“The Curse of Zero Task Diversity: On the Failure of Transfer Learning to Outperform MAML and Their Empirical Equivalence”, Brando Miranda, Yu-Xiong Wang, Sanmi Koyejo2021-12-24 (; similar)⁠:

It has been recently observed that a transfer learning solution might be all we needed to solve many few-shot learning benchmarks. This raises important questions about when and how meta-learning algorithms should be deployed.

In this paper, we make a first step in clarifying these questions by first formulating a computable metric for a few-shot learning benchmark that we hypothesize is predictive of whether meta-learning solutions will succeed or not. We name this metric the diversity coefficient of a few-shot learning benchmark.

Using the diversity coefficient, we show that the miniImageNet benchmark has zero diversity—according to 24 different ways to compute the diversity. We proceed to show that when making a fair comparison between MAML learned solutions to transfer learning, both have identical meta-test accuracy. This suggests that transfer learning fails to outperform MAML—contrary to what previous work suggests.

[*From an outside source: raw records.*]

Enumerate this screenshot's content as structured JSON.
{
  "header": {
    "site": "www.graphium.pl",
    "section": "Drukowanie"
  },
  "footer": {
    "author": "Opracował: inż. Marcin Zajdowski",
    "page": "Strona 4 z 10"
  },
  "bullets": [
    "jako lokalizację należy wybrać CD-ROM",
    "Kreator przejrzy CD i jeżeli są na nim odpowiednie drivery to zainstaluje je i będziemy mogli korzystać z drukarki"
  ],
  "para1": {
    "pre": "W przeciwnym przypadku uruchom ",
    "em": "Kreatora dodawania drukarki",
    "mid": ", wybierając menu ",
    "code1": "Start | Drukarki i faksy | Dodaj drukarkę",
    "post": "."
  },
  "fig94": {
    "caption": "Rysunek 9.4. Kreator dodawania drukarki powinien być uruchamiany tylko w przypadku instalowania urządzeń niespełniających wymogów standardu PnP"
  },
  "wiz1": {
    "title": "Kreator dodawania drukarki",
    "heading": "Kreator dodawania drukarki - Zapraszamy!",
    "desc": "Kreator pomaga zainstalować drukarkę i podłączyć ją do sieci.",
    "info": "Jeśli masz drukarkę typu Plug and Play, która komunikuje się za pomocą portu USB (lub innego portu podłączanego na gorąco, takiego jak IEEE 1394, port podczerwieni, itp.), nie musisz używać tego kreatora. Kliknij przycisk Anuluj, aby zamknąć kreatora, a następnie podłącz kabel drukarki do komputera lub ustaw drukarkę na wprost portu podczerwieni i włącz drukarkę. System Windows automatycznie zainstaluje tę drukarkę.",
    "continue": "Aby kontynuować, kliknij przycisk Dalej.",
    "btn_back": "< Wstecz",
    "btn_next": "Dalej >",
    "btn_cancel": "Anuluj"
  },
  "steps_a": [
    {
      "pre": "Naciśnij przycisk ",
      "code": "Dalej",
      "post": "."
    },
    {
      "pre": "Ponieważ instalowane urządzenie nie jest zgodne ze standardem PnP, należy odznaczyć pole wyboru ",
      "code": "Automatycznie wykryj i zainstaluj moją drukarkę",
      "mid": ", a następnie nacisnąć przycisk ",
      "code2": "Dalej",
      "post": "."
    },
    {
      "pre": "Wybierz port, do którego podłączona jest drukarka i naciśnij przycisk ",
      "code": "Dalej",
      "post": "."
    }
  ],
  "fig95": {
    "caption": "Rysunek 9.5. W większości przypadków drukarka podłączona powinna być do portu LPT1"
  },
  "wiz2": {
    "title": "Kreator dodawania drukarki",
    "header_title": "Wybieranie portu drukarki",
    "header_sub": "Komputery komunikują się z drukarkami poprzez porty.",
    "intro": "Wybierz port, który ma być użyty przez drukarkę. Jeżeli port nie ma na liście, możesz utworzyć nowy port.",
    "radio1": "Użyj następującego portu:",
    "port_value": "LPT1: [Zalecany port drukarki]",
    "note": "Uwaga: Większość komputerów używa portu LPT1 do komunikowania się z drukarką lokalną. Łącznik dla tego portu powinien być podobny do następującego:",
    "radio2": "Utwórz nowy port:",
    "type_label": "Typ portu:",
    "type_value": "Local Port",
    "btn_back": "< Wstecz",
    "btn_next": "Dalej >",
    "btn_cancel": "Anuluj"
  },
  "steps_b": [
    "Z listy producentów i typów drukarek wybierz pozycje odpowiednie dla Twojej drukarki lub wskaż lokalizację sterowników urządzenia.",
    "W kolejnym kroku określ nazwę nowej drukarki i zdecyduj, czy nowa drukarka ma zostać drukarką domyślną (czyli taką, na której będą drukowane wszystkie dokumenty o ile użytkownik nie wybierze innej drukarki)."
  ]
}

Together, these two facts provide the first test of whether diversity correlates with meta-learning success and therefore show that a diversity coefficient of zero correlates with a high similarity between transfer learning and MAML learned solutions—especially at meta-test time. We therefore conjecture meta-learned solutions have the same meta-test performance as transfer learning when the diversity coefficient is zero.